Members debated Grimm's amendment for more than an hour. Several supporters of it said they oppose the underlying bill because it is seen by some as prohibiting the use of PLAs, while opponents said they believe Obama's order requires the use of PLAs.

Rep. Jeff Flake (R-Ariz.) proposed language in the bill that prevents PLAs from being required, and said that language is meant to keep the issue neutral, and allow some PLAs when they make sense, depending on the details of the project. "It's neutrality," Flake said. "That's what this bill returns to."

In the end, Grimm offered to work on new language that both sides can support, and suggested that some agreement could be coming shortly.

"You feel that the language of the President is somehow restricting non-union shops from bidding," Grimm said. "And I… strongly feel that the language in your amendment absolutely prohibits the use of PLAs.

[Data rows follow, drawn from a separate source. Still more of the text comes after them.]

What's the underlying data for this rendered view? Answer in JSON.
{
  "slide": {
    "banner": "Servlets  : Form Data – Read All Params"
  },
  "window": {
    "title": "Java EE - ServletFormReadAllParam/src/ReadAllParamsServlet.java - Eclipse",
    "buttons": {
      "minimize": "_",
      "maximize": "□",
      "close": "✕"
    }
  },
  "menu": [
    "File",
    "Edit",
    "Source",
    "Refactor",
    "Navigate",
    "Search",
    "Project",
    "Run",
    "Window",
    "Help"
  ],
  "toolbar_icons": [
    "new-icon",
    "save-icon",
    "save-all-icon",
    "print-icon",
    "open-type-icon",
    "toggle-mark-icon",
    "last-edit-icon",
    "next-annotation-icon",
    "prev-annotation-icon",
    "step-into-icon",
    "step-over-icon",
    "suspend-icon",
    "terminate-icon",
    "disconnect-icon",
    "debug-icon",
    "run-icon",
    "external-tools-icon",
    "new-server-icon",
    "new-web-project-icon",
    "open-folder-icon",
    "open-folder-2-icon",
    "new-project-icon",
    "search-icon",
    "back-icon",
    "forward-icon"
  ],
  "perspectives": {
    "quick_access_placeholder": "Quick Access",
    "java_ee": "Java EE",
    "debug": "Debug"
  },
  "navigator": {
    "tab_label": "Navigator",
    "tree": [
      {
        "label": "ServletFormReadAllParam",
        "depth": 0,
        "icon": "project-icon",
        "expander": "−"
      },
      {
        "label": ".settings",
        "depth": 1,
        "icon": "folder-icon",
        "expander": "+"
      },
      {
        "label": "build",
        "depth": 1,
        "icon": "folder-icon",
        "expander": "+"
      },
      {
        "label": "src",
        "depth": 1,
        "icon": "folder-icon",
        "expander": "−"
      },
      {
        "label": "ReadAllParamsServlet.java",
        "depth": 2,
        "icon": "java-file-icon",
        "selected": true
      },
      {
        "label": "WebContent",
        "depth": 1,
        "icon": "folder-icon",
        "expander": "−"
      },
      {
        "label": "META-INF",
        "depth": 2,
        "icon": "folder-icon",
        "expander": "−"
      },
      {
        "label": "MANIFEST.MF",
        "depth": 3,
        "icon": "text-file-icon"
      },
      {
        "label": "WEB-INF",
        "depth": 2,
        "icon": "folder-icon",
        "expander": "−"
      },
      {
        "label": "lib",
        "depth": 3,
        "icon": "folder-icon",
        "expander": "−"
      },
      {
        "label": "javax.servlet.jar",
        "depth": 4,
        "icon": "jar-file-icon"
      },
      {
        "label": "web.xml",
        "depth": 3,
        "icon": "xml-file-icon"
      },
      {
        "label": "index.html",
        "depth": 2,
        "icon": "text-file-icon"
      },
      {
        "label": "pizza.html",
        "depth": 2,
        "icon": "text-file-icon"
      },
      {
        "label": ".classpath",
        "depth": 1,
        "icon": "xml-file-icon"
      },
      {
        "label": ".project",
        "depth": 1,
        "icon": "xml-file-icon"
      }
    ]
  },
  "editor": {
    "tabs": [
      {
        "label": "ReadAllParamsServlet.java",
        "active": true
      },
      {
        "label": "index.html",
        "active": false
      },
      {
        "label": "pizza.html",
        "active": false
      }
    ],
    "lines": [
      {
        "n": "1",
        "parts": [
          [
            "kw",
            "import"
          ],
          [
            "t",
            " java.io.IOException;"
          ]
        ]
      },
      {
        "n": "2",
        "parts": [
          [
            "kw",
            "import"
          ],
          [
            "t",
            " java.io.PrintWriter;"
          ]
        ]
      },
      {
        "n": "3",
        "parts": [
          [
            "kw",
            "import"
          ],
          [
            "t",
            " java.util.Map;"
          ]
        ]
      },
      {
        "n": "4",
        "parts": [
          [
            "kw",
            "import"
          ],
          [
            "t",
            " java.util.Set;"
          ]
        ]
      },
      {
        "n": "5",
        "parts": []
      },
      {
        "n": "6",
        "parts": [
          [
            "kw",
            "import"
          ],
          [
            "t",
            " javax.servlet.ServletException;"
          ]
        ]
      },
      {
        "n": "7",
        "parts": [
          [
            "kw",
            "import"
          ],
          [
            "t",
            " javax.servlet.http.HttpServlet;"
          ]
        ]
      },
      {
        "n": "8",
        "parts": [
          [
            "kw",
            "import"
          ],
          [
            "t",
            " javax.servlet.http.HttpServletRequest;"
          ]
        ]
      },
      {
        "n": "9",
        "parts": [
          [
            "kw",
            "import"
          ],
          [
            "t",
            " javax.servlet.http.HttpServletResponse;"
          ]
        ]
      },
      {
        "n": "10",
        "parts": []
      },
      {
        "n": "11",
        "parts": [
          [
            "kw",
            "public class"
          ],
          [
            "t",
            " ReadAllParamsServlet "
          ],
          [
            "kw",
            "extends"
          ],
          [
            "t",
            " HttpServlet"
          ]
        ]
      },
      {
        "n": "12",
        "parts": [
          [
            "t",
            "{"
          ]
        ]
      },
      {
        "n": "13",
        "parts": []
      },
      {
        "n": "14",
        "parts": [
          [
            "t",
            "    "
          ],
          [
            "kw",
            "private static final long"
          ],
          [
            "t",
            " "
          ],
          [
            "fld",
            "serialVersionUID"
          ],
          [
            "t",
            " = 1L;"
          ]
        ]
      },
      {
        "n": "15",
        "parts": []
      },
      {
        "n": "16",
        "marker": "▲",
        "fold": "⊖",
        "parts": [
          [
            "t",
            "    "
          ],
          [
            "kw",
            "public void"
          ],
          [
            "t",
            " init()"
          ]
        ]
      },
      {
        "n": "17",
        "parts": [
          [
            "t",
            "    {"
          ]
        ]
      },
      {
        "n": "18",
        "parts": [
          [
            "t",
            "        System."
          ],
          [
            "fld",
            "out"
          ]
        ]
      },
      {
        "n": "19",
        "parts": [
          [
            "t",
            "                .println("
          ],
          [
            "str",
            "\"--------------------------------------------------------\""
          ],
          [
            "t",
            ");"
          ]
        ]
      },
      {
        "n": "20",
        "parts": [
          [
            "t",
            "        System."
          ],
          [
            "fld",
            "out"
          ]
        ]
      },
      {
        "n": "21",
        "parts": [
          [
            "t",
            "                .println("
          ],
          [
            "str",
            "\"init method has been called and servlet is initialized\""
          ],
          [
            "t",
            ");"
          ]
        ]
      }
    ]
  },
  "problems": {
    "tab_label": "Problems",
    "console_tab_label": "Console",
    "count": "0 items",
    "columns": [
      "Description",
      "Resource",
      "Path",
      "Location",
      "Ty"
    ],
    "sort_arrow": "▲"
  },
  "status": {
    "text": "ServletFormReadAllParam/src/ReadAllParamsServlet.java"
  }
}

"I think what we're both looking for is neutrality, but the language on either side is not working, so we need to come up with a way to make this neutral."

In the meantime, however, a vote on Grimm's amendment as it stands now could also occur late Thursday evening.

Last year, the House had a similar fight over language in the Veterans Affairs bill. That bill had language prohibiting the use of funds to enforce the Obama administration order. The House ultimately voted 204-203 in favor of an amendment eliminating that language, and revealed the split within the GOP on this issue — 27 Republicans voted for the amendment.